The announcement came hours after Governor Greg Abbott received an open letter from former president Donald Trump asking the governor to add an election audit bill to the state’s special legislative session that began on September 20 and will end on October 19.
Though the four audits have already been initiated, the proposed bill would allow county chairs of political parties to request a review of the 2020 general election results in their counties and would make it easier for political candidates and county chairs of political parties to request audits in future elections.
In a Friday press conference the day after the announcement, Harris County Judge Lina Hidalgo stated that her office is extremely proud of the way the election was conducted and the record turnout it received from both major parties, and that the 2020 election in Harris County was one of the most accessible and secure in modern history. She condemned the audit as a “political ploy” and said that it does not deserve to be treated as a serious matter.

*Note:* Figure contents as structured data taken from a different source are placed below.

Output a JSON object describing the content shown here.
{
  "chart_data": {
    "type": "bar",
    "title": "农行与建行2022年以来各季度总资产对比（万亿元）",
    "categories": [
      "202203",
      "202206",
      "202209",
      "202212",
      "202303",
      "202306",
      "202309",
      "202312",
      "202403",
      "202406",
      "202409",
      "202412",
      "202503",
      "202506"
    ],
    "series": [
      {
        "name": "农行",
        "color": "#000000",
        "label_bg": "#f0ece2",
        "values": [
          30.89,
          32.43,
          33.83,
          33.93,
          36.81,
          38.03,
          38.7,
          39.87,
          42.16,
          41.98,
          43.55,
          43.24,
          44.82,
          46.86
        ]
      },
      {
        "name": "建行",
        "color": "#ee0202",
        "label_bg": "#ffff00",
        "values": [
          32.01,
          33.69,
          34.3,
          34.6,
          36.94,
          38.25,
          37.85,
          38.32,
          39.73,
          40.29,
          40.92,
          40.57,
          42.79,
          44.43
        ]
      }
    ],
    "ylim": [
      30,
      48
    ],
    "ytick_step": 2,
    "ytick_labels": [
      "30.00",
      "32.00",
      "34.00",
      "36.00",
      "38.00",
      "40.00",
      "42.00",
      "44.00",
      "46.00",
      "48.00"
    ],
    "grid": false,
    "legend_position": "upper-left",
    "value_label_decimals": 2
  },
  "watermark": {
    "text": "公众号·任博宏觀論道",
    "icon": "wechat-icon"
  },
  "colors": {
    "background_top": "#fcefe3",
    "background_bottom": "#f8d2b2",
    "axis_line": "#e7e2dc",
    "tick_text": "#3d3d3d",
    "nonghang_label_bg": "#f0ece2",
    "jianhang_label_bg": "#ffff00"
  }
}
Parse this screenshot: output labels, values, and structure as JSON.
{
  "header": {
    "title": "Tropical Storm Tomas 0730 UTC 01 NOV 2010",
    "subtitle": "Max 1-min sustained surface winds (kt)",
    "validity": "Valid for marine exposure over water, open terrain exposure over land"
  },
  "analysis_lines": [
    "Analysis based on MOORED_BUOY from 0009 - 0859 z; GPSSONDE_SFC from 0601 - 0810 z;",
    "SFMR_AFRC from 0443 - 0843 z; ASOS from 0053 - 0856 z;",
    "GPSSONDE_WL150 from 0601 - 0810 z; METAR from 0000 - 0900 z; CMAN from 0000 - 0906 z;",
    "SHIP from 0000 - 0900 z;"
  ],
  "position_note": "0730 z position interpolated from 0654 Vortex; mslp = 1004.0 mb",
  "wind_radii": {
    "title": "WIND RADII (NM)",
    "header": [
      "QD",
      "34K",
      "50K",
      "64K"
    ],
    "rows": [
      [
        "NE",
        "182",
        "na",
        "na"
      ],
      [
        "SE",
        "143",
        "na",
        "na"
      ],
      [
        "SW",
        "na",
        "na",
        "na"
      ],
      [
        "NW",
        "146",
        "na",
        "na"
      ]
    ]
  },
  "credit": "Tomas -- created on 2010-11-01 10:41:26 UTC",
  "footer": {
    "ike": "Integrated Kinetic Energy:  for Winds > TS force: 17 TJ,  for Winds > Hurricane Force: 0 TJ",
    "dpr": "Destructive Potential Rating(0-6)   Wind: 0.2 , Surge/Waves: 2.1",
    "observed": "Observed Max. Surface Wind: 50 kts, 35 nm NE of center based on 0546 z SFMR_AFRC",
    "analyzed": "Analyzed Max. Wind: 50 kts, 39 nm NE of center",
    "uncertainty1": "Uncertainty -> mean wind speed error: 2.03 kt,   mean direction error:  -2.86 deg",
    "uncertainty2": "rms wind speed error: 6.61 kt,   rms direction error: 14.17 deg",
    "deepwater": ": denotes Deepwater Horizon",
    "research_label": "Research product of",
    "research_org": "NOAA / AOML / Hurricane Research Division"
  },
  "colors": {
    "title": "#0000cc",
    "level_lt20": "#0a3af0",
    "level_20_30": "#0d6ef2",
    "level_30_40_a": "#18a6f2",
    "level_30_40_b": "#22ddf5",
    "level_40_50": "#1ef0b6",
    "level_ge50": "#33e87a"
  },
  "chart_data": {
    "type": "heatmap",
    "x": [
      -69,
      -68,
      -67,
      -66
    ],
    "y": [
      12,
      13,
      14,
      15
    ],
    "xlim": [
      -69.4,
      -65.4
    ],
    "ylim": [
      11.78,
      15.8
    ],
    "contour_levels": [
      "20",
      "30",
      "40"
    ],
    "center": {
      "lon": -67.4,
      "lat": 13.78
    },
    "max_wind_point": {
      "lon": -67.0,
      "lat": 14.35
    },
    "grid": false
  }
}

Hidalgo thanked all Texas voters for voting and encouraged them not to lose faith in the electoral system. She ended her statement by saying, “We will continue to do everything we can to protect your vote and your privacy. We’ll keep working to make sure Harris County elections are the most secure and accessible in the nation.”
Hidalgo was joined in the press conference by County Attorney Christian Menefee and County Elections Administrator Isabel Longoria. Longoria stated that the Texas Secretary of State in office during the election said that the elections in Texas were safe and secure.
Longoria also noted that her office found out about the audit at the same time as the public and that Harris County has yet to receive any information from the state government regarding the reason for the audit or what is expected of the county government.
County Attorney Menefee stated that the audit was being initiated in bad faith and that he will work with the county to determine the legitimacy of the state’s efforts, saying, “When they send over requests, we’ll evaluate their request and determine whether we’re required to comply with it.”